Reddipalayam is a village in the Ariyalur taluk of Ariyalur district, Tamil Nadu, India.

Demographics 

 census, Reddipalayam had a total population of 3571 with 1832 males and 1739 females.

This place is famous for its rich limestone deposits and therefore India's one of the largest cement producer, UltraTech Cement Ltd, (Aditya Birla Group) has a plant (RdCW) here with production capacity of about 4000 tonnes of cement per day. Most people of this village depend solely on the company for their livelihood either by working in the factory or by running petty businesses like tea shop, hotel etc. A large number of trucks are seen here and as a result, there are automobile garages also.
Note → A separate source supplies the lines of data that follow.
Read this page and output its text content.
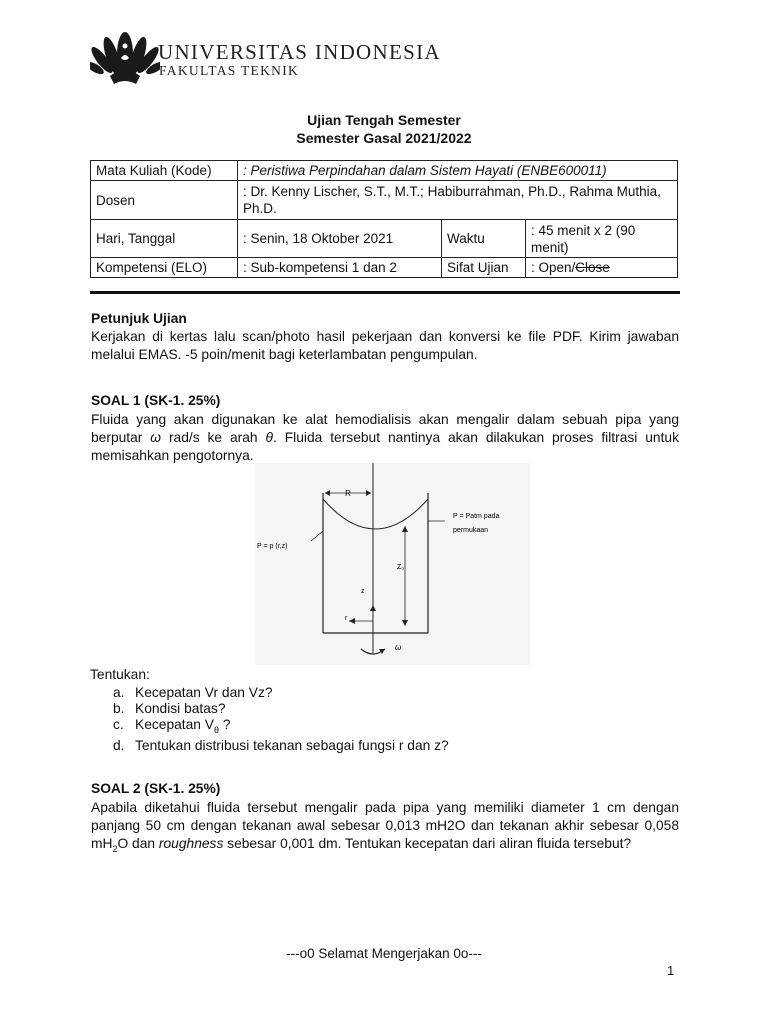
UNIVERSITAS INDONESIA
FAKULTAS TEKNIK
Ujian Tengah Semester
Semester Gasal 2021/2022
Mata Kuliah (Kode)	: Peristiwa Perpindahan dalam Sistem Hayati (ENBE600011)		
Dosen	: Dr. Kenny Lischer, S.T., M.T.; Habiburrahman, Ph.D., Rahma Muthia, Ph.D.		
Hari, Tanggal	: Senin, 18 Oktober 2021	Waktu	: 45 menit x 2 (90 menit)
Kompetensi (ELO)	: Sub-kompetensi 1 dan 2	Sifat Ujian	: Open/Close
Petunjuk Ujian
Kerjakan di kertas lalu scan/photo hasil pekerjaan dan konversi ke file PDF. Kirim jawaban melalui EMAS. -5 poin/menit bagi keterlambatan pengumpulan.
SOAL 1 (SK-1. 25%)
Fluida yang akan digunakan ke alat hemodialisis akan mengalir dalam sebuah pipa yang berputar ω rad/s ke arah θ. Fluida tersebut nantinya akan dilakukan proses filtrasi untuk memisahkan pengotornya.
R
P = Patm pada
permukaan
P = p (r,z)
Z₀
z
r
ω
Tentukan:
a. Kecepatan Vr dan Vz?
b. Kondisi batas?
c. Kecepatan $V_\theta$ ?
d. Tentukan distribusi tekanan sebagai fungsi r dan z?
SOAL 2 (SK-1. 25%)
Apabila diketahui fluida tersebut mengalir pada pipa yang memiliki diameter 1 cm dengan panjang 50 cm dengan tekanan awal sebesar 0,013 mH2O dan tekanan akhir sebesar 0,058 $mH_2O$ dan roughness sebesar 0,001 dm. Tentukan kecepatan dari aliran fluida tersebut?
---o0 Selamat Mengerjakan 0o---
1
It is 12 km away from its district headquarters, Ariyalur. 70 km away from Trichy and 47 km away from Tanjore.

Places nearby: Jayankondam - 25  Km,Gangaikonda Cholapuram - 36 km,  
Chidambaram - 75 km

It is a part of the latest formed district in the state. Moderate climate. Easily accessible by road and rail. State run buses are available round the clock. The bus stop near is V.Kaikaati (vilaangudi kaikaati) were one can get buses 24 hours towards Chennai, Trichy and Tanjavore. V.kaikaati is a place of intersection of state's busiest roads Trichy- Chidambaram and Ariyalur- Muttuvaancherry (SH139) roads. V.Kaikatti is a largest Revenue place in Reddipalayam.